Und heute wird wieder gegrillt. Und wir sind wieder eingeladen. - Was mir nicht klar war, ist, dass in Wien auf den öffentlichen Grillplätzen seit Wochen das Grillen verboten ist, wegen der Brandgefahr durch die Trockenheit.

Bewusst wurde mir das, als unser umsichtiger Gastgeber letztens in einem Privatgarten ein Feuer entfachte, um die Glut fürs Grillen herzustellen. Vorher spritzte er mit dem Gartenschlauch die gesamte Umgebung ab. Durch den Wind kriegten die Flammen weit mehr Dynamik als ich mir vorgestellt hätte.

Ein Hoch dem Grillverbot. es ist grad wirklich gefährlich, ohne Begleitmaßnahmen, und dann noch vielleicht mit viel Bier.

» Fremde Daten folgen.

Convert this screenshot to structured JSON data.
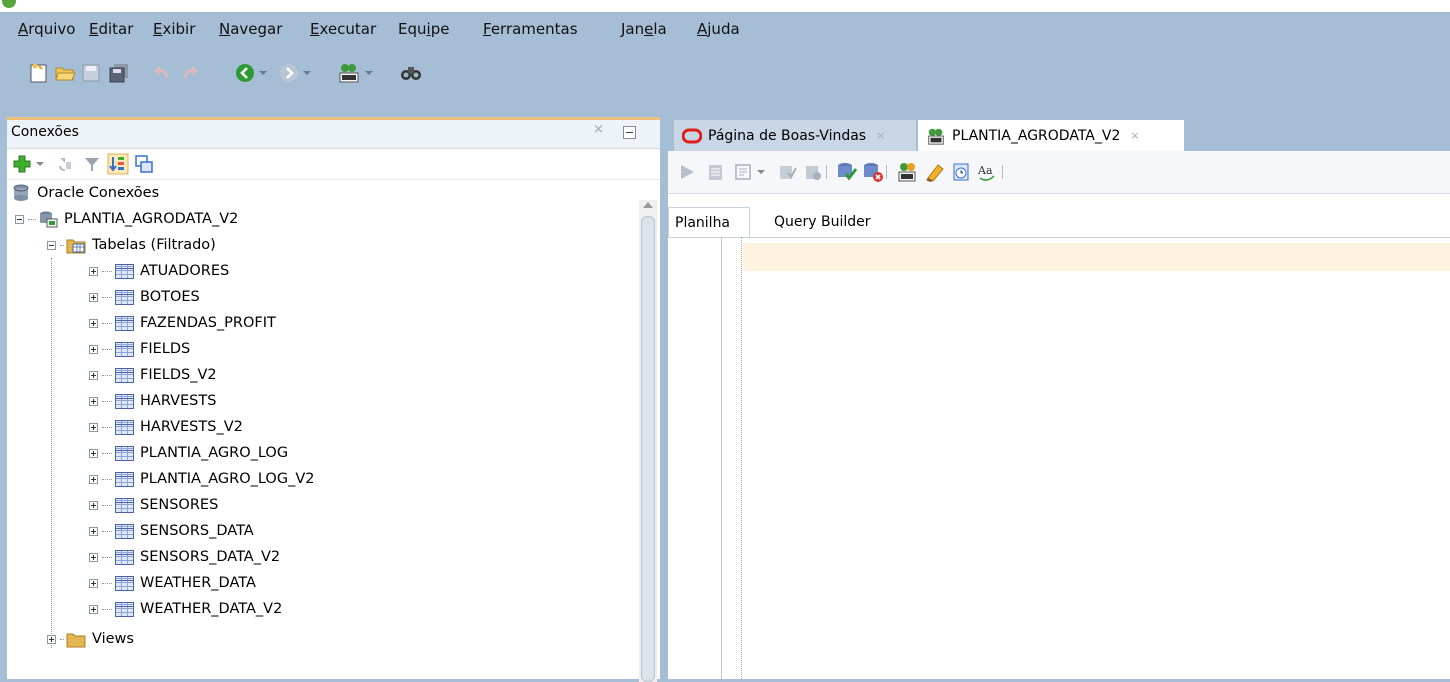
{
  "menu": {
    "items": [
      {
        "label": "Arquivo",
        "mnemonic": "A"
      },
      {
        "label": "Editar",
        "mnemonic": "E"
      },
      {
        "label": "Exibir",
        "mnemonic": "E"
      },
      {
        "label": "Navegar",
        "mnemonic": "N"
      },
      {
        "label": "Executar",
        "mnemonic": "E"
      },
      {
        "label": "Equipe",
        "mnemonic": "i"
      },
      {
        "label": "Ferramentas",
        "mnemonic": "F"
      },
      {
        "label": "Janela",
        "mnemonic": "l"
      },
      {
        "label": "Ajuda",
        "mnemonic": "A"
      }
    ]
  },
  "toolbar": {
    "icons": [
      "new-file-icon",
      "open-folder-icon",
      "save-icon",
      "save-all-icon",
      "undo-icon",
      "redo-icon",
      "back-icon",
      "forward-icon",
      "sql-worksheet-icon",
      "find-db-objects-icon"
    ]
  },
  "connections_panel": {
    "title": "Conexões",
    "close_glyph": "×",
    "tools": [
      "add-connection-icon",
      "refresh-icon",
      "filter-icon",
      "schema-browser-icon",
      "duplicate-icon"
    ],
    "root": "Oracle Conexões",
    "connection": "PLANTIA_AGRODATA_V2",
    "tables_node": "Tabelas (Filtrado)",
    "tables": [
      "ATUADORES",
      "BOTOES",
      "FAZENDAS_PROFIT",
      "FIELDS",
      "FIELDS_V2",
      "HARVESTS",
      "HARVESTS_V2",
      "PLANTIA_AGRO_LOG",
      "PLANTIA_AGRO_LOG_V2",
      "SENSORES",
      "SENSORS_DATA",
      "SENSORS_DATA_V2",
      "WEATHER_DATA",
      "WEATHER_DATA_V2"
    ],
    "views_node": "Views"
  },
  "editor": {
    "tabs": [
      {
        "label": "Página de Boas-Vindas",
        "active": false
      },
      {
        "label": "PLANTIA_AGRODATA_V2",
        "active": true
      }
    ],
    "tab_close_glyph": "×",
    "subtabs": [
      "Planilha",
      "Query Builder"
    ],
    "accent_current_line": "#fdf3de"
  },
  "colors": {
    "chrome": "#a6bdd6",
    "panel_border": "#f0c078",
    "oracle_red": "#e0201c"
  }
}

15.8.15 11:06, kommentieren

16. August

Heute habe ich mir vom Kind zwei von drei möglichen Punkten geholt, indem ich einen Milchreis auf den Tisch gestellt habe. Punkteabzug gab es für die Tatsache, dass der Reis noch bissfest war und daher gekaut werden musste. Eine Frechheit, eigentlich.

Ins beschichtete Reinderl habe ich einen halben Liter Milch gegossen, ungefähr zehn, vielleicht zwölf Deka Rundkornreis dazu und nach Gutdünken Zucker, Zimt und drei Kardamomkapseln. Dieses Gutdünken führte dazu, dass der Milchreis gut süß, aber auch einigermaßen würzig daherkam.

Hat uns aber nicht gestört. Wohlwollend nahm das Kind vor allem zur Kenntnis, dass ich alle drei Kardamömer in meiner Portion hatte und es somit von der Sucherei und Ausklauberei verschonte - was das Tempo des Schaufelns vielleicht beeinträchtigt hätte ...

Ich hatte überlegt, ein Kompott dazu zu reichen, aber der Reis war so komplett, dass uns nix fehlte.